According to the document, Iberia Parish Government cites the transfer in jurisdiction as proper “because the plaintiffs seek to litigate claims for which the federal courts have original jurisdiction. Particularly, the matter is removable on the grounds that the petition asserts claims seeking damages under the claim that their right to equal protection under the 14th Amendment of the United States Constitution has been violated.”
Constitution of United States of America 1789 (rev. 1992)

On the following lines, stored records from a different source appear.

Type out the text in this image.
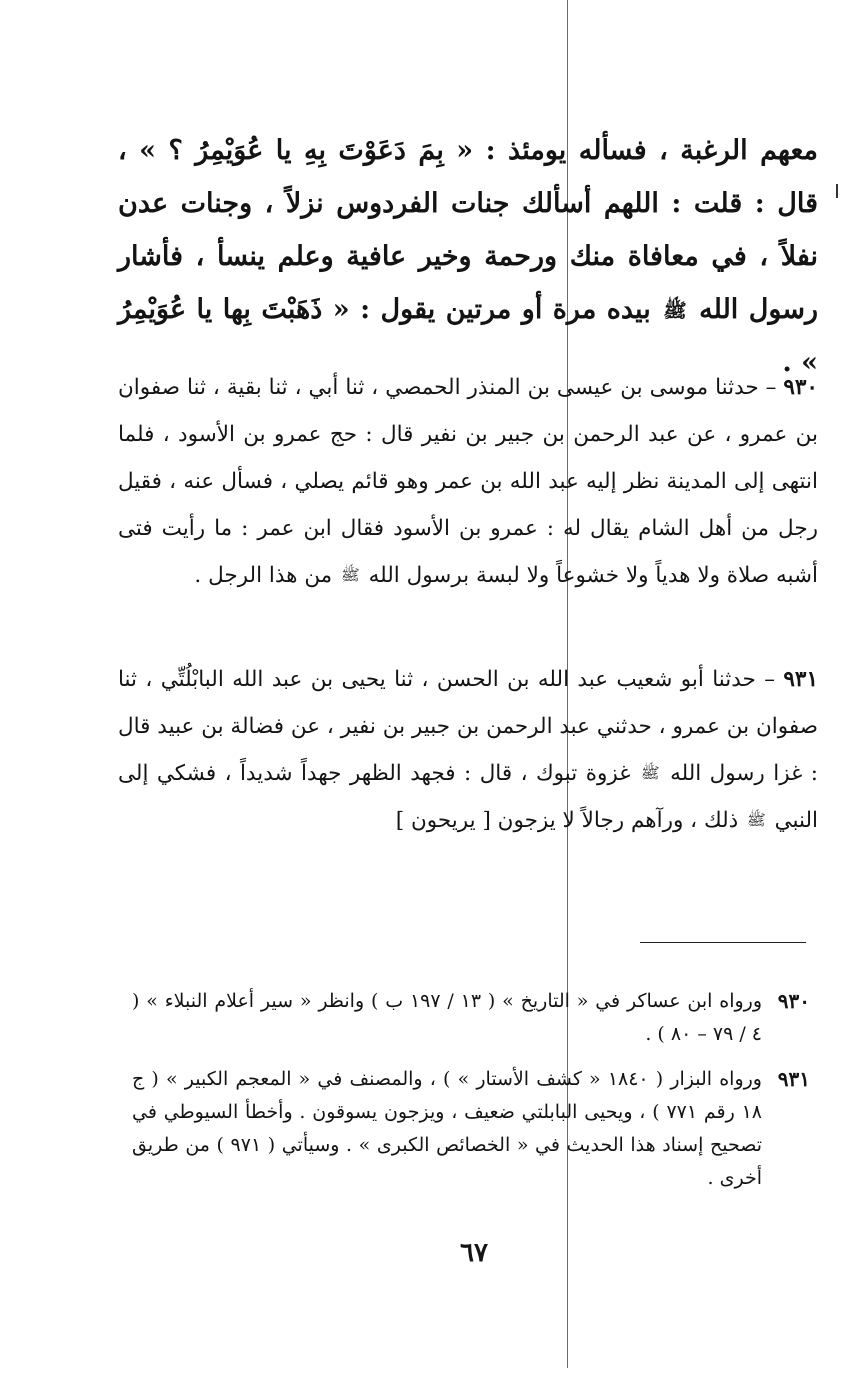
معهم الرغبة ، فسأله يومئذ : « بِمَ دَعَوْتَ بِهِ يا عُوَيْمِرُ ؟ » ، قال : قلت : اللهم أسألك جنات الفردوس نزلاً ، وجنات عدن نفلاً ، في معافاة منك ورحمة وخير عافية وعلم ينسأ ، فأشار رسول الله ﷺ بيده مرة أو مرتين يقول : « ذَهَبْتَ بِها يا عُوَيْمِرُ » .

٩٣٠ – حدثنا موسى بن عيسى بن المنذر الحمصي ، ثنا أبي ، ثنا بقية ، ثنا صفوان بن عمرو ، عن عبد الرحمن بن جبير بن نفير قال : حج عمرو بن الأسود ، فلما انتهى إلى المدينة نظر إليه عبد الله بن عمر وهو قائم يصلي ، فسأل عنه ، فقيل رجل من أهل الشام يقال له : عمرو بن الأسود فقال ابن عمر : ما رأيت فتى أشبه صلاة ولا هدياً ولا خشوعاً ولا لبسة برسول الله ﷺ من هذا الرجل .

٩٣١ – حدثنا أبو شعيب عبد الله بن الحسن ، ثنا يحيى بن عبد الله البابْلُتِّي ، ثنا صفوان بن عمرو ، حدثني عبد الرحمن بن جبير بن نفير ، عن فضالة بن عبيد قال : غزا رسول الله ﷺ غزوة تبوك ، قال : فجهد الظهر جهداً شديداً ، فشكي إلى النبي ﷺ ذلك ، ورآهم رجالاً لا يزجون [ يريحون ]

٩٣٠
ورواه ابن عساكر في « التاريخ » ( ١٣ / ١٩٧ ب ) وانظر « سير أعلام النبلاء » ( ٤ / ٧٩ – ٨٠ ) .
٩٣١
ورواه البزار ( ١٨٤٠ « كشف الأستار » ) ، والمصنف في « المعجم الكبير » ( ج ١٨ رقم ٧٧١ ) ، ويحيى البابلتي ضعيف ، ويزجون يسوقون . وأخطأ السيوطي في تصحيح إسناد هذا الحديث في « الخصائص الكبرى » . وسيأتي ( ٩٧١ ) من طريق أخرى .
٦٧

All persons born or naturalized in the United States and subject to the jurisdiction thereof, are citizens of the United States wherein they reside. No State shall make or enforce any law which shall abridge the privileges or immunities of citizens of the United States; nor shall any State deprive any person of life, liberty, or property, without due process of law; nor deny to any person within its jurisdiction the equal protection of the laws.
Officials held the first hearing on the matter on September 29th under the jurisdiction of the 16th Judicial District Court. In that hearing, Judge Curtis Sigur placed an injunction on the ordinance, which means enactment of the law—which was set to go into effect on October 1st—will be delayed until it bears out in court.